Tuesday, June 24, 2008

Phony watchdogs

My column from Sunday:

I joke a lot about Canada, that manatee of nations.
Truth be told though there’s a lot about our neighbor I find appealing. Hockey for instance.
Labatt Blue and Ian Tyson’s cowboy songs.
But there are rumblings to the north that worry me. They should worry Canadians too, at least the ones who value freedom of thought and expression over political correctness.

In 2002 the Rev. Stephen Bossoin wrote a letter to the editor of his local newspaper, the Red Deer Advocate. The conservative Bossoin lashed out at homosexuality, as conservative pastors have been known to do. There was nothing in his letter you haven’t heard before and nothing that hasn’t been preached from thousands of pulpits around the world for a long time.

Two years ago Western Standard magazine publisher Ezra Levant published an article about the controversial Danish cartoons that portrayed Mohammed in a less than flattering light. It was a gutsy move, one that most media outlets, this one included, lacked the nerve to emulate.

Last year Maclean’s, one of the most respected magazines in Canada, published excerpts from the book “America Alone,” by Mark Steyn. Attentive readers may remember a review of the book I wrote last year. Steyn’s best seller was also controversial, but had many defenders and stirred much legitimate debate about immigration, birth rates, etc.

All of the actions I mention above are legitimate exercises of free speech. That’s not to say I agree with them — for instance I could care less about most people’s sexual interests — but that’s the point of free speech. People are free to agree, stridently disagree, or find a comfortable patch of gray to settle into.
People are also free to cancel their subscriptions, write rebuttals, picket, organize boycotts, etc. ... you know, exercise their freedom.
But apparently that is no longer the case in Canada where regional and federal “human rights tribunals” swoop in like hawks to ravage purveyors of opinion who anger certain protected groups.
The result has been a shocking assault on free thought.

After a Kafka-like four years of legal proceedings, the Rev. Bossoin was found guilty of violating laws against what in this country we call hate speech. In a remarkably Orwellian manner, he was ordered to apologize for his letter in writing to the offended parties, fined $7,000 and told that he better quit believing what he believed.

Levant, a bulldog of a man, is in the third year of his battle with the Canadian thought police. He remains unapologetic for his alleged crimes and continues to take the offensive against the statist stooges and Islamist thugs who would like to see him silenced. The system continues to gnaw on him, but Levant fights back flamboyantly and effectively.
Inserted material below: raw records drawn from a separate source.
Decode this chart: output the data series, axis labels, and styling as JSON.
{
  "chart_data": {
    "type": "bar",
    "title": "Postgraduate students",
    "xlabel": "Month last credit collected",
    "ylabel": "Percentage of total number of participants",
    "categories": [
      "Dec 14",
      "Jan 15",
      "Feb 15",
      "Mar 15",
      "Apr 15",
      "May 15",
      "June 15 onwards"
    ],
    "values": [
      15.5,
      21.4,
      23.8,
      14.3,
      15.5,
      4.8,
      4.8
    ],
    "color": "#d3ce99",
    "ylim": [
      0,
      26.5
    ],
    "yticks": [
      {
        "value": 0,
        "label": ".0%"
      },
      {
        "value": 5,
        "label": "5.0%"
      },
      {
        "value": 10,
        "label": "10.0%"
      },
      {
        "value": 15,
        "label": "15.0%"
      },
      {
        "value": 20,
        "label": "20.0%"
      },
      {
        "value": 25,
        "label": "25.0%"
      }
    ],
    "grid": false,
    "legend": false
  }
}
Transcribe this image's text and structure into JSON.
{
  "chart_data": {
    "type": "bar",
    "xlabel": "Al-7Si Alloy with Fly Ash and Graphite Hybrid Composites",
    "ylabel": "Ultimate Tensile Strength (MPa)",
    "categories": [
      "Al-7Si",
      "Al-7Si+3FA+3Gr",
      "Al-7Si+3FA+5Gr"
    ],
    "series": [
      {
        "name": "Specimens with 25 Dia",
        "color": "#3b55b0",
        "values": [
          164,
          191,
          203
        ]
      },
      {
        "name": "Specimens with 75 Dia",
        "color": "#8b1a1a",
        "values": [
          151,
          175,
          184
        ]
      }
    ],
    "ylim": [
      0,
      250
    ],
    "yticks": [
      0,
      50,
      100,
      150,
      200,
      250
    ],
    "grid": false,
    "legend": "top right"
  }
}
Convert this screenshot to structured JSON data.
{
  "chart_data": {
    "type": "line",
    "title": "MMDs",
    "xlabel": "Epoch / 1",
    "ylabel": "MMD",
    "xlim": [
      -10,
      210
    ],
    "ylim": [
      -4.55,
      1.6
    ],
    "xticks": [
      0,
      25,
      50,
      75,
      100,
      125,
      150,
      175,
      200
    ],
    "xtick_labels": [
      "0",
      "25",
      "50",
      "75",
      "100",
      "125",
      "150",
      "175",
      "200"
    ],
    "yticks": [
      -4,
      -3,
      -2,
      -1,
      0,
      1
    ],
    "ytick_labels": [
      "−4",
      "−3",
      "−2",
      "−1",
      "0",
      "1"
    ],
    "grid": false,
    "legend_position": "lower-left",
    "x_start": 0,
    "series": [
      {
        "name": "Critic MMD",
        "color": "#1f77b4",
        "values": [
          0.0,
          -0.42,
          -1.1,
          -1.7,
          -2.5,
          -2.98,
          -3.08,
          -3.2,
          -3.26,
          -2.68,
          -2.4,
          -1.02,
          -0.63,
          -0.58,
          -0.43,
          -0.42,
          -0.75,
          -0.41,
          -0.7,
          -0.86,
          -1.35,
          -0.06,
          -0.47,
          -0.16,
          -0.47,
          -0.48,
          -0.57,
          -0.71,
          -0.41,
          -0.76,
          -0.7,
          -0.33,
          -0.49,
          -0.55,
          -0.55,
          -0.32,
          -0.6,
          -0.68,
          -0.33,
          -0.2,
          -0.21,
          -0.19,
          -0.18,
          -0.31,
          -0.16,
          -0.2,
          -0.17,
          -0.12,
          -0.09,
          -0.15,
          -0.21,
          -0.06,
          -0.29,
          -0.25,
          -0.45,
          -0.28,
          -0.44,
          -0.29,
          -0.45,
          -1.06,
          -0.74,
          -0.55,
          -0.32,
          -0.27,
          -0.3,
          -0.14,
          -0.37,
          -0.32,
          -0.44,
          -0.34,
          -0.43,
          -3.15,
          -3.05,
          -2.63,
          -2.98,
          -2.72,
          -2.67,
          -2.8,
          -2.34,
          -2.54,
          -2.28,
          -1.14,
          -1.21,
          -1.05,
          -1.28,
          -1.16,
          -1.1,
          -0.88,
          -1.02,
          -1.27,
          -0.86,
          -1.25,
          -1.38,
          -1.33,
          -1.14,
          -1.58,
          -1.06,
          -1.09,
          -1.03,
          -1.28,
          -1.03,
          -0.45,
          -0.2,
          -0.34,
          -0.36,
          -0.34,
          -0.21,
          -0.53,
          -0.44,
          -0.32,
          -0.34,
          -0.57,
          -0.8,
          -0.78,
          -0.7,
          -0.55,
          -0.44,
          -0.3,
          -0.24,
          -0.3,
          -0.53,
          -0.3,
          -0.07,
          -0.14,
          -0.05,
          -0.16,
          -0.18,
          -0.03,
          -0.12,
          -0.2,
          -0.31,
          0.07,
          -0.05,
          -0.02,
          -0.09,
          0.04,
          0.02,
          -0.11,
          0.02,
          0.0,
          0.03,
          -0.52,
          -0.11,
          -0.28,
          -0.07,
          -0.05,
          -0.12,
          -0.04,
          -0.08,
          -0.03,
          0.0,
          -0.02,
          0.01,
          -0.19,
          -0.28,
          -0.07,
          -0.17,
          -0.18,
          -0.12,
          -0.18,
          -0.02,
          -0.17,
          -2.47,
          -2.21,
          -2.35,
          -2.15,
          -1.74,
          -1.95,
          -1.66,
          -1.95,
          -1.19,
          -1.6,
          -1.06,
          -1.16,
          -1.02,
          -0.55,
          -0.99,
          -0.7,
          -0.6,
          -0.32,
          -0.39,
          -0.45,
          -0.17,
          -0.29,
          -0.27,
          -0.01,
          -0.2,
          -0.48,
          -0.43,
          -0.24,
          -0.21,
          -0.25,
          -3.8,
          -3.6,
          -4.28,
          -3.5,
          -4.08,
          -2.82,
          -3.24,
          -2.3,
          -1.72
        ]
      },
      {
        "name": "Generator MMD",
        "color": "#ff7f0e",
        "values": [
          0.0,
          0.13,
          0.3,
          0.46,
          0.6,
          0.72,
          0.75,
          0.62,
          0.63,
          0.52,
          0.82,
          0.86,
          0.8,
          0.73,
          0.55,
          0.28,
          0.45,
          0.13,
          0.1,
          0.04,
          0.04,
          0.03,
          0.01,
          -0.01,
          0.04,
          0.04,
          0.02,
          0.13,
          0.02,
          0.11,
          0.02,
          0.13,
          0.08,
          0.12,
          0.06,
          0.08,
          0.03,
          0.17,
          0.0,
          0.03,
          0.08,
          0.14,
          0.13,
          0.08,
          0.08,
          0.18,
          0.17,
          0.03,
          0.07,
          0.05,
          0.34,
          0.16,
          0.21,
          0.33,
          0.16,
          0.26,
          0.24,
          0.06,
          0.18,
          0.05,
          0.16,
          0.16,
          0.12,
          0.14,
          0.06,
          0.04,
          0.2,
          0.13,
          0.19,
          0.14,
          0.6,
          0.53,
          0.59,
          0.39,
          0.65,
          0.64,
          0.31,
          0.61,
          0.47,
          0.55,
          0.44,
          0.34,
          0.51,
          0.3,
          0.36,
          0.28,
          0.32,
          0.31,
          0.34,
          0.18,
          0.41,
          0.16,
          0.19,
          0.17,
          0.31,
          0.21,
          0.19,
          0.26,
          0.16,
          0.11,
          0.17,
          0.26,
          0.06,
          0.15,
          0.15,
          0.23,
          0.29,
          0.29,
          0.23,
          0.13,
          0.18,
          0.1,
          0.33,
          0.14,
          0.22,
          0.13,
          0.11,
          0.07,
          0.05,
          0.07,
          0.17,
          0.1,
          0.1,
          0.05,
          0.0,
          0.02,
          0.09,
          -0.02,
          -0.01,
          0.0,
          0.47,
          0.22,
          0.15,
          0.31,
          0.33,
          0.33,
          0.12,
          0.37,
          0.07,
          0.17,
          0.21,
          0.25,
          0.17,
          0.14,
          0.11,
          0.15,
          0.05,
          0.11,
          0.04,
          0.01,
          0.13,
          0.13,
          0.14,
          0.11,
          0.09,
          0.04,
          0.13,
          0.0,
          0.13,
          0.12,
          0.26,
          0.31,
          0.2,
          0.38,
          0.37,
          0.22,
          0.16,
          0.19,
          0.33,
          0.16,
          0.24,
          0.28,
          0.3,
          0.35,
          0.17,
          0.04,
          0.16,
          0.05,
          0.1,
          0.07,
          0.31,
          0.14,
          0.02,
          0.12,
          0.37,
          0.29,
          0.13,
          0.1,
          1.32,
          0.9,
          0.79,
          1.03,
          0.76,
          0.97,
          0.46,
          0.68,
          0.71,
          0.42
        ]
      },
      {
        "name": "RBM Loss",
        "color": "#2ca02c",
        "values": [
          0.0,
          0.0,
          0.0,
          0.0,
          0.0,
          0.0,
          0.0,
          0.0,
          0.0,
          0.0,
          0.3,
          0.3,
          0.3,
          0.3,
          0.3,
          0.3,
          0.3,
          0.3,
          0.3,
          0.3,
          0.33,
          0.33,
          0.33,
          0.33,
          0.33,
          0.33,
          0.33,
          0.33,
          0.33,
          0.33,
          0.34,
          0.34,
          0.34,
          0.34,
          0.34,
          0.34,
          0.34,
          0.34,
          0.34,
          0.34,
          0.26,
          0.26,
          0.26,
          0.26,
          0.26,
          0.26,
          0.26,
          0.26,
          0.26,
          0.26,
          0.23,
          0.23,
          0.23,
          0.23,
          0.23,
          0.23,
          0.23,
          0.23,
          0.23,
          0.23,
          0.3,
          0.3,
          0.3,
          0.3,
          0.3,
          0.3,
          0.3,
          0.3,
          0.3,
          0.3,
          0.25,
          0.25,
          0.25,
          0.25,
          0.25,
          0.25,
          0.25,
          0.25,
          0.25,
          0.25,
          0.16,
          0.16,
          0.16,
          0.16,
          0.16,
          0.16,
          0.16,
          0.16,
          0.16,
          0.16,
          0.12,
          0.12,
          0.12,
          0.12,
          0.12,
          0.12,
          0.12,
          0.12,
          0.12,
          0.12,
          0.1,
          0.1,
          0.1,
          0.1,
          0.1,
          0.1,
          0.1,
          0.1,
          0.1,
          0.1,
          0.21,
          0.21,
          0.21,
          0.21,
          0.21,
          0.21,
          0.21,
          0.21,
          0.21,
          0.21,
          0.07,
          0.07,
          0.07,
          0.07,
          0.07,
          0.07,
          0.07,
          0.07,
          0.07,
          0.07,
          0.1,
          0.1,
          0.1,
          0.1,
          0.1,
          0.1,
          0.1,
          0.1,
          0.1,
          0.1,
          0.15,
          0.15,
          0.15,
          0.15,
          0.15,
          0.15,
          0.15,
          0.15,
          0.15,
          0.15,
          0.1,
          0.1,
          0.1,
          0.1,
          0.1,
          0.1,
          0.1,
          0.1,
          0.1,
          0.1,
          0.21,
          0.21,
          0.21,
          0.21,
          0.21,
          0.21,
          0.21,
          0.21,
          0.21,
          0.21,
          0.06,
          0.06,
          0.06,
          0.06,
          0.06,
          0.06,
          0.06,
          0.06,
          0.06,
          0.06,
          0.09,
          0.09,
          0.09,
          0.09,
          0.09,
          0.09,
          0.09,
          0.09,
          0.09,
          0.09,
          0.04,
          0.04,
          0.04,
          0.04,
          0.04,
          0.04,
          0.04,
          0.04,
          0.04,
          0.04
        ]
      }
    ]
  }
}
Steyn, an award-winning writer whose work appears in the U.S and Canada, is currently on trial (along with Maclean’s) for the sin of publishing thoughts, ideas which ignited some ready-to-combust Muslim “activists.” That these thoughts were widely available in a best-selling book did not matter. The thought police came after him.

There is a belief that the persecution of Levant and Steyn could blow up in the faces of the Castro wannabes on the various human rights tribunals. The theory is that Canadians, including the newly elected conservative government headed by Stephen Harper, will recognize the danger to liberty posed by these phony human rights watchdogs and move to rein them in.
We’ll see.
Manatees are slow to learn.



Jimmy Espy is executive editor of The Daily Citizen. For more on “the Canadian cases” and other subjects, check out his blog, espysoutpost.blogspot.com

2 comments:

Anonymous said...

It isn't just Canada. As this New York Times article noted, the United States is pretty much alone among Western nations in not banning "hate" speech:


http://www.nytimes.com/2008/06/12/us/12hate.html?em&ex=1213416000&en=0a8d34dd757e8d47&ei=5087%0A

Anonymous said...

They also gave us Mike Myers. Pretty unforgivable.